I am here speaking of polygonal apses only. In our large Romanesque churches the round apse was commonly used, but their choirs have commonly been altered or destroyed, so that the only round apses that we now have on a very large scale are those of Norwich and Peterborough. In Normandy many more have been preserved, and they are also much more common in smaller churches. Canterbury Cathedral has an apse to the choir of intermediate date, besides the round chapel at the extreme east end, answering in some measure to our polygonal Lady chapel.

124

The Wimborne arrangement of a central and western tower was once much more common than it is now, but in many cases one of the towers has either never been carried up or has been afterwards destroyed, as at Hereford, Shrewsbury, Malmesbury, Bangor, and Christ Church in Hampshire. The arrangement still remains on a vast scale at Ely, and on a smaller at Purton in Wiltshire and in the two lesser churches at Coutances.

125

Anglia Sacra, p. 569. "Episcopale palatium apud Welliam forti muro lapideo circumcinxit, et aquam undique circumduxit;" and again, "Palatium episcopale Wellense muro lapideo batellato et cornellato cum fossatis claudere fecit."

126

Bishop Godwin tells the whole story in his quaint way (p. 301). "This man is famous for the first foundation of our Vicars close in Wels. The memory of which benefit is to be seene expressed in a picture upon the wal at the foot of the hall staires.
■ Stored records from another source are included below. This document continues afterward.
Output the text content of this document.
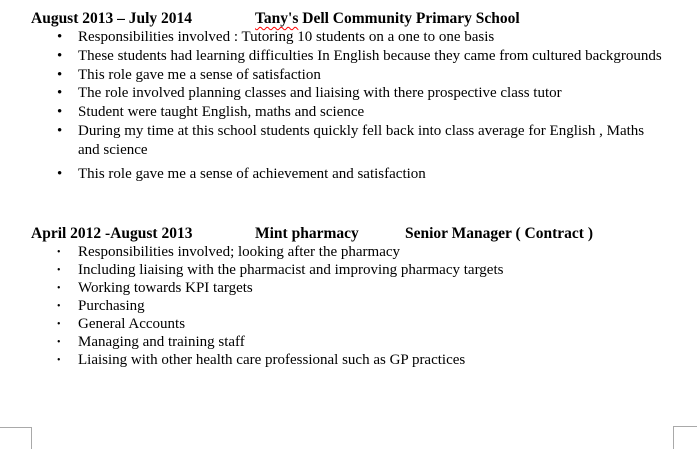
August 2013 – July 2014	Tany's Dell Community Primary School

• Responsibilities involved : Tutoring 10 students on a one to one basis
• These students had learning difficulties In English because they came from cultured backgrounds
• This role gave me a sense of satisfaction
• The role involved planning classes and liaising with there prospective class tutor
• Student were taught English, maths and science
• During my time at this school students quickly fell back into class average for English , Maths and science
• This role gave me a sense of achievement and satisfaction

April 2012 -August 2013	Mint pharmacy	Senior Manager ( Contract )

• Responsibilities involved; looking after the pharmacy
• Including liaising with the pharmacist and improving pharmacy targets
• Working towards KPI targets
• Purchasing
• General Accounts
• Managing and training staff
• Liaising with other health care professional such as GP practices
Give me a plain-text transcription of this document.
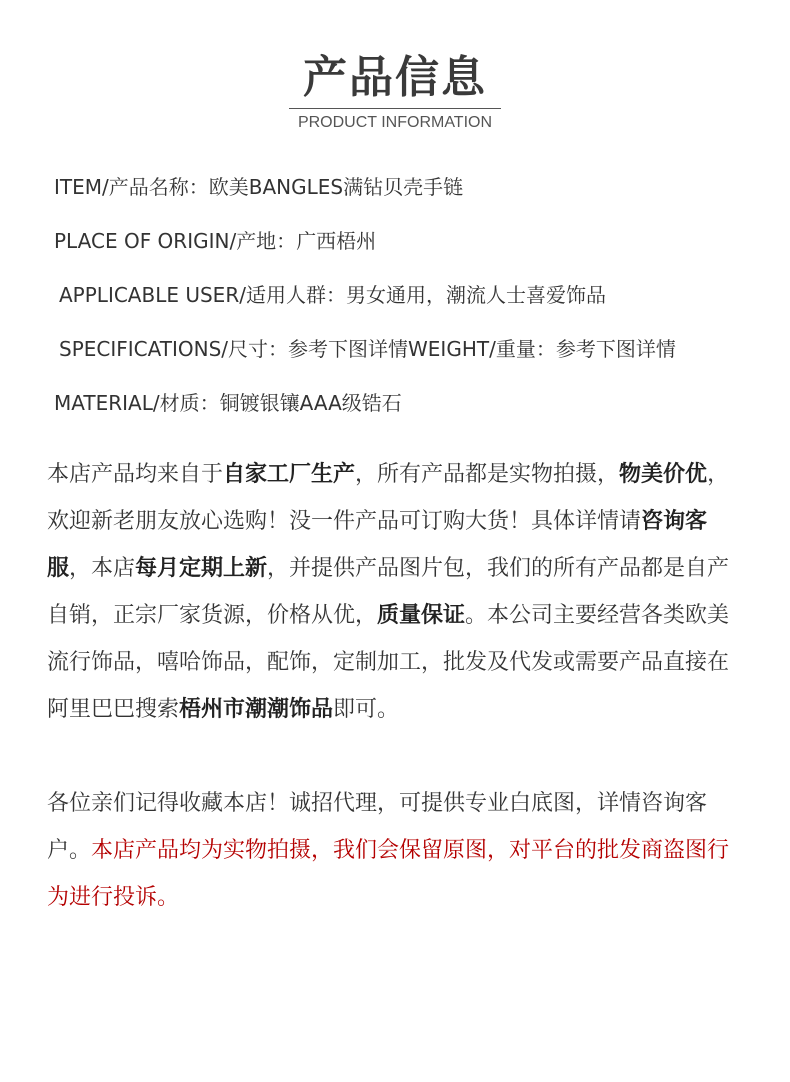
产品信息
PRODUCT INFORMATION
ITEM/产品名称：欧美BANGLES满钻贝壳手链
PLACE OF ORIGIN/产地：广西梧州
APPLICABLE USER/适用人群：男女通用，潮流人士喜爱饰品
SPECIFICATIONS/尺寸：参考下图详情WEIGHT/重量：参考下图详情
MATERIAL/材质：铜镀银镶AAA级锆石
本店产品均来自于自家工厂生产，所有产品都是实物拍摄，物美价优，欢迎新老朋友放心选购！没一件产品可订购大货！具体详情请咨询客服，本店每月定期上新，并提供产品图片包，我们的所有产品都是自产自销，正宗厂家货源，价格从优，质量保证。本公司主要经营各类欧美流行饰品，嘻哈饰品，配饰，定制加工，批发及代发或需要产品直接在阿里巴巴搜索梧州市潮潮饰品即可。
各位亲们记得收藏本店！诚招代理，可提供专业白底图，详情咨询客户。本店产品均为实物拍摄，我们会保留原图，对平台的批发商盗图行为进行投诉。
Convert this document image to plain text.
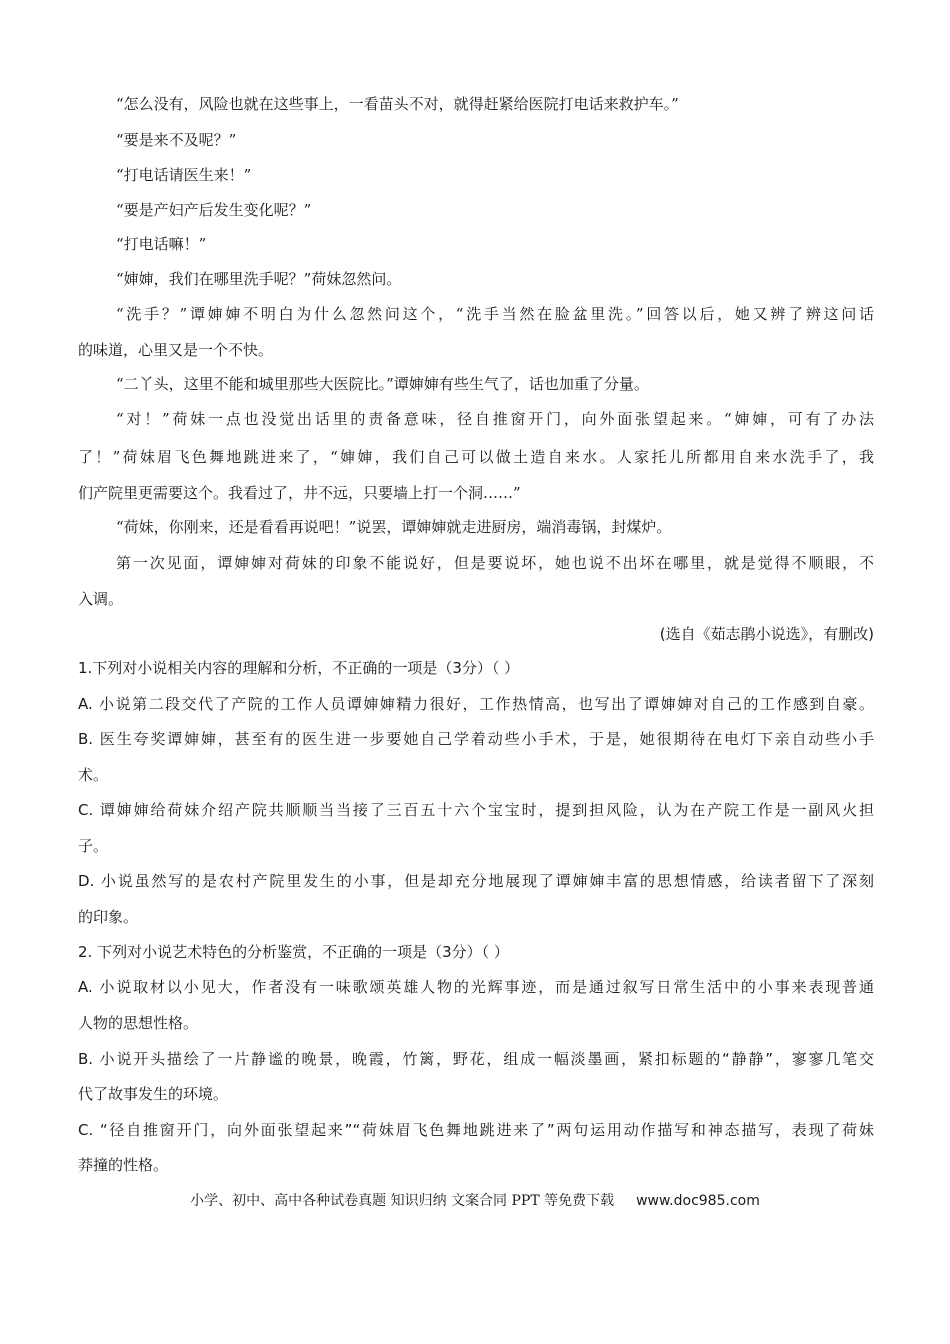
“怎么没有，风险也就在这些事上，一看苗头不对，就得赶紧给医院打电话来救护车。”
“要是来不及呢？”
“打电话请医生来！”
“要是产妇产后发生变化呢？”
“打电话嘛！”
“婶婶，我们在哪里洗手呢？”荷妹忽然问。
“洗手？”谭婶婶不明白为什么忽然问这个，“洗手当然在脸盆里洗。”回答以后，她又辨了辨这问话
的味道，心里又是一个不快。
“二丫头，这里不能和城里那些大医院比。”谭婶婶有些生气了，话也加重了分量。
“对！”荷妹一点也没觉出话里的责备意味，径自推窗开门，向外面张望起来。“婶婶，可有了办法
了！”荷妹眉飞色舞地跳进来了，“婶婶，我们自己可以做土造自来水。人家托儿所都用自来水洗手了，我
们产院里更需要这个。我看过了，井不远，只要墙上打一个洞……”
“荷妹，你刚来，还是看看再说吧！”说罢，谭婶婶就走进厨房，端消毒锅，封煤炉。
第一次见面，谭婶婶对荷妹的印象不能说好，但是要说坏，她也说不出坏在哪里，就是觉得不顺眼，不
入调。
(选自《茹志鹃小说选》，有删改)
1.下列对小说相关内容的理解和分析，不正确的一项是（3分）（ ）
A. 小说第二段交代了产院的工作人员谭婶婶精力很好，工作热情高，也写出了谭婶婶对自己的工作感到自豪。
B. 医生夸奖谭婶婶，甚至有的医生进一步要她自己学着动些小手术，于是，她很期待在电灯下亲自动些小手
术。
C. 谭婶婶给荷妹介绍产院共顺顺当当接了三百五十六个宝宝时，提到担风险，认为在产院工作是一副风火担
子。
D. 小说虽然写的是农村产院里发生的小事，但是却充分地展现了谭婶婶丰富的思想情感，给读者留下了深刻
的印象。
2. 下列对小说艺术特色的分析鉴赏，不正确的一项是（3分）（ ）
A. 小说取材以小见大，作者没有一味歌颂英雄人物的光辉事迹，而是通过叙写日常生活中的小事来表现普通
人物的思想性格。
B. 小说开头描绘了一片静谧的晚景，晚霞，竹篱，野花，组成一幅淡墨画，紧扣标题的“静静”，寥寥几笔交
代了故事发生的环境。
C. “径自推窗开门，向外面张望起来”“荷妹眉飞色舞地跳进来了”两句运用动作描写和神态描写，表现了荷妹
莽撞的性格。
小学、初中、高中各种试卷真题 知识归纳 文案合同 PPT 等免费下载 www.doc985.com
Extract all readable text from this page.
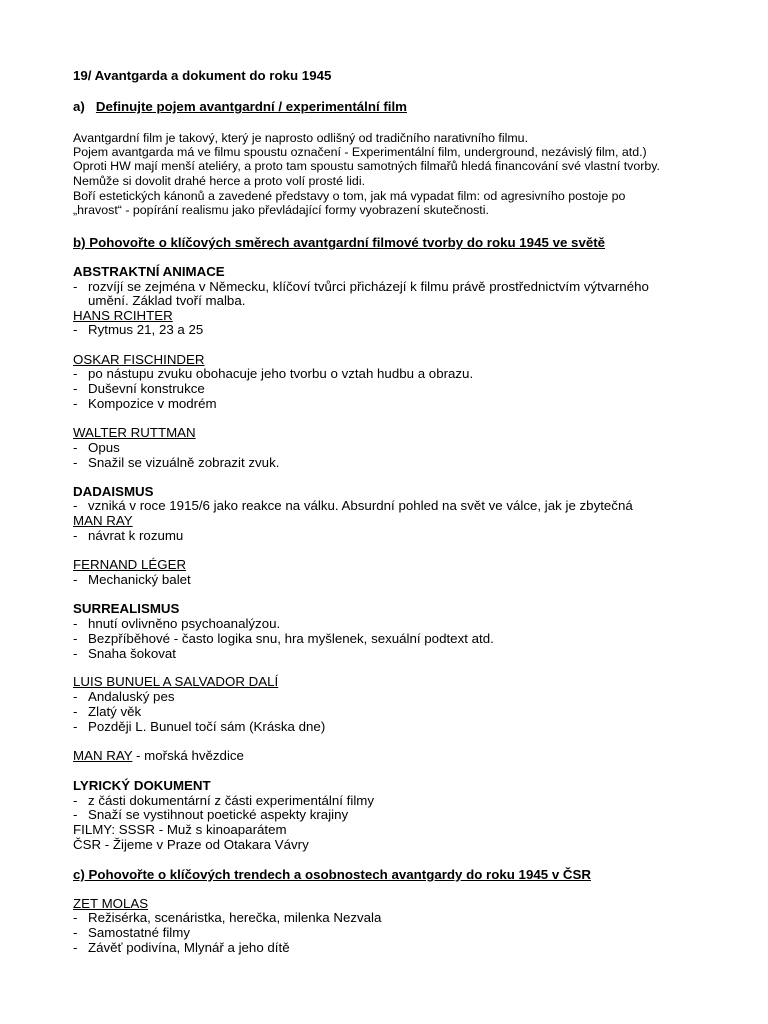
19/ Avantgarda a dokument do roku 1945
a) Definujte pojem avantgardní / experimentální film
Avantgardní film je takový, který je naprosto odlišný od tradičního narativního filmu.
Pojem avantgarda má ve filmu spoustu označení - Experimentální film, underground, nezávislý film, atd.)
Oproti HW mají menší ateliéry, a proto tam spoustu samotných filmařů hledá financování své vlastní tvorby.
Nemůže si dovolit drahé herce a proto volí prosté lidi.
Boří estetických kánonů a zavedené představy o tom, jak má vypadat film: od agresivního postoje po
„hravost“ - popírání realismu jako převládající formy vyobrazení skutečnosti.
b) Pohovořte o klíčových směrech avantgardní filmové tvorby do roku 1945 ve světě
ABSTRAKTNÍ ANIMACE
- rozvíjí se zejména v Německu, klíčoví tvůrci přicházejí k filmu právě prostřednictvím výtvarného
umění. Základ tvoří malba.
HANS RCIHTER
- Rytmus 21, 23 a 25
OSKAR FISCHINDER
- po nástupu zvuku obohacuje jeho tvorbu o vztah hudbu a obrazu.
- Duševní konstrukce
- Kompozice v modrém
WALTER RUTTMAN
- Opus
- Snažil se vizuálně zobrazit zvuk.
DADAISMUS
- vzniká v roce 1915/6 jako reakce na válku. Absurdní pohled na svět ve válce, jak je zbytečná
MAN RAY
- návrat k rozumu
FERNAND LÉGER
- Mechanický balet
SURREALISMUS
- hnutí ovlivněno psychoanalýzou.
- Bezpříběhové - často logika snu, hra myšlenek, sexuální podtext atd.
- Snaha šokovat
LUIS BUNUEL A SALVADOR DALÍ
- Andaluský pes
- Zlatý věk
- Později L. Bunuel točí sám (Kráska dne)
MAN RAY - mořská hvězdice
LYRICKÝ DOKUMENT
- z části dokumentární z části experimentální filmy
- Snaží se vystihnout poetické aspekty krajiny
FILMY: SSSR - Muž s kinoaparátem
ČSR - Žijeme v Praze od Otakara Vávry
c) Pohovořte o klíčových trendech a osobnostech avantgardy do roku 1945 v ČSR
ZET MOLAS
- Režisérka, scenáristka, herečka, milenka Nezvala
- Samostatné filmy
- Závěť podivína, Mlynář a jeho dítě
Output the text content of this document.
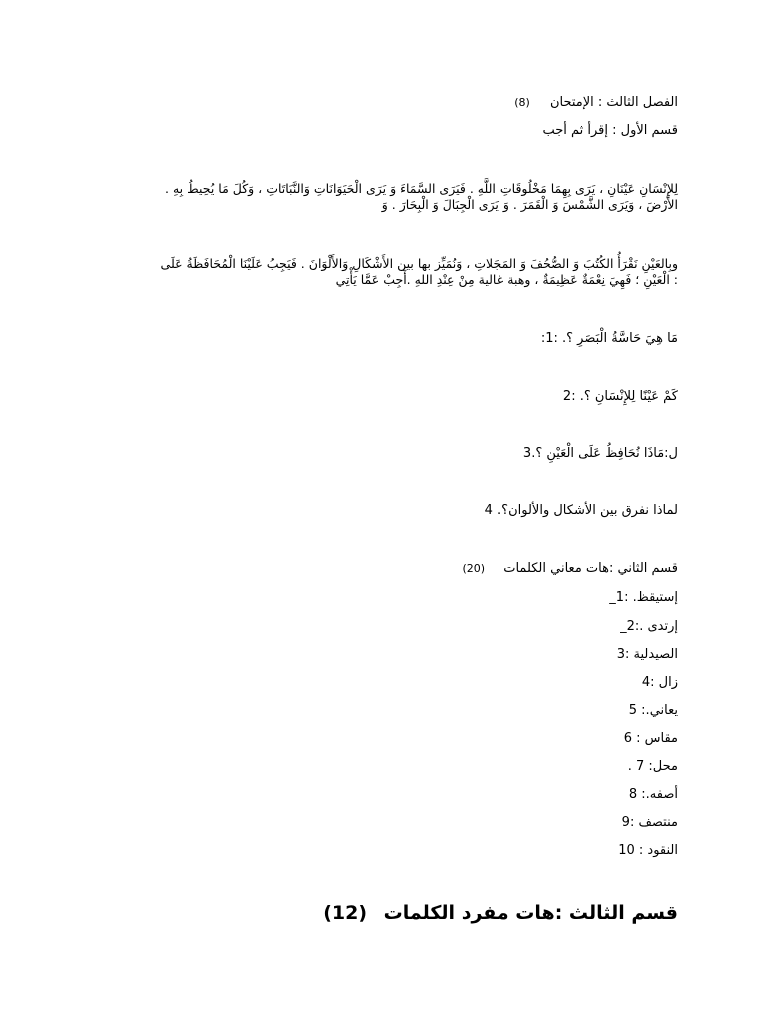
الفصل الثالث : الإمتحان (8)
قسم الأول : إقرأ ثم أجب
لِلإِنْسَانِ عَيْنَانِ ، يَرَى بِهِمَا مَخْلُوقَاتِ اللَّهِ . فَيَرَى السَّمَاءَ وَ يَرَى الْحَيَوَانَاتِ وَالنَّبَاتَاتِ ، وَكُلَ مَا يُحِيطُ بِهِ .
الأَرْضَ ، وَيَرَى الشَّمْسَ وَ الْقَمَرَ . وَ يَرَى الْجِبَالَ وَ الْبِحَارَ . وَ
وبِالعَيْنِ نَقْرَأُ الكُتُبَ وَ الصُّحُفَ وَ المَجَلاتِ ، وَنُمَيِّز بها بين الأَشْكَالِ وَالأَلْوَانَ . فَيَجِبُ عَلَيْنَا الْمُحَافَظَةُ عَلَى
: الْعَيْنِ ؛ فَهِيَ نِعْمَةٌ عَظِيمَةٌ ، وهبة غالية مِنْ عِنْدِ اللهِ .أَجِبْ عَمَّا يَأْتِي
مَا هِيَ حَاسَّةُ الْبَصَرِ ؟. :1:
كَمْ عَيْنًا لِلإِنْسَانِ ؟. :2
ل:مَاذَا نُحَافِظُ عَلَى الْعَيْنِ ؟.3
لماذا نفرق بين الأشكال والألوان؟. 4
قسم الثاني :هات معاني الكلمات (20)
إستيقظ. :1_
إرتدى .:2_
الصيدلية :3
زال :4
يعاني.: 5
مقاس : 6
محل: 7 .
أصفه.: 8
منتصف :9
النقود : 10
قسم الثالث :هات مفرد الكلمات (12)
In it the Vicars kneeling, seeme to request the Bishop in these words:

Per vicos positi villæ, pater alme rogamus,Ut simul uniti, de [te?] dante domos maneamus.Disperst about the towne, we humbly pray,Together, through thy bounty, dwell we may.

He answereth them thus:

Vestra petunt merita, quod sint concessa petita,Ut maneatis ita, loca fecimus hic stabilita.For your demaund, deserts do plead, I will do that you crave,To this purpose established, here dwellings shall you have.

This picture being now almost worne out; at what time of late yeeres the Vicars by the gratious favour of her Maiesty had their revenues confirmed to them, being in danger to be spoyled of them by certaine sacrilegious cormorants; they likewise caused a picture of excellent workmanship to be drawen, contayning a memoriall of both the one and the other. These buildings being erected; toward the maintenance of some hospitality in them, he gave unto that new Colledge, the mannor of Welsleigh, and allotted them twenty nobles yerely to be paid out of the vicarage of Chew. He built moreover a house for the Queristers and their master."

127

See above, p. 173.

128

I must again quote Godwin, p. 306. "To his successor he gave 100l., upon condition he would accept it in lieu of all dilapidations, otherwise willing his executors to spend it in lawe against him: and lastly unto his executors he left onely 20l. a piece, requiring them to imploy all the rest of his goods to good uses at their discretion. They answered very justly, the trust reposed in them, and that with such discretion as well as fidelity, that I should do them wrong not to remember them. The one was Richard Swanne, Provost of Welles and parson of Yevelton, that heretofore had beene executor after the same sort unto Richard Praty Bishop of Chichester (this man dwelt in the cannonicall house that is neere the market place). Another was, Hugh Sugar Doctor of lawe and Treasurer of Welles (he built the chappell all of free stone, which was of wood before, adjoyning to the great pulpit, and dwelt where I now do, in the middle house of the three that joyne upon the Cambray). And the third was John Pope Doctor of Divinity Prebendary of Saint Decumans and parson of Shyre. These three (as I have beene told by old men) lye buried in a ranke together, over against the great pulpit under three marble stones of one fashion. The Bishops goods that remained unbequeathed, they bestowed for the most part, in building the Vicars close at Welles, which had beene begun by Bishop Ralfe long before; a sumptuous and beautifull worke."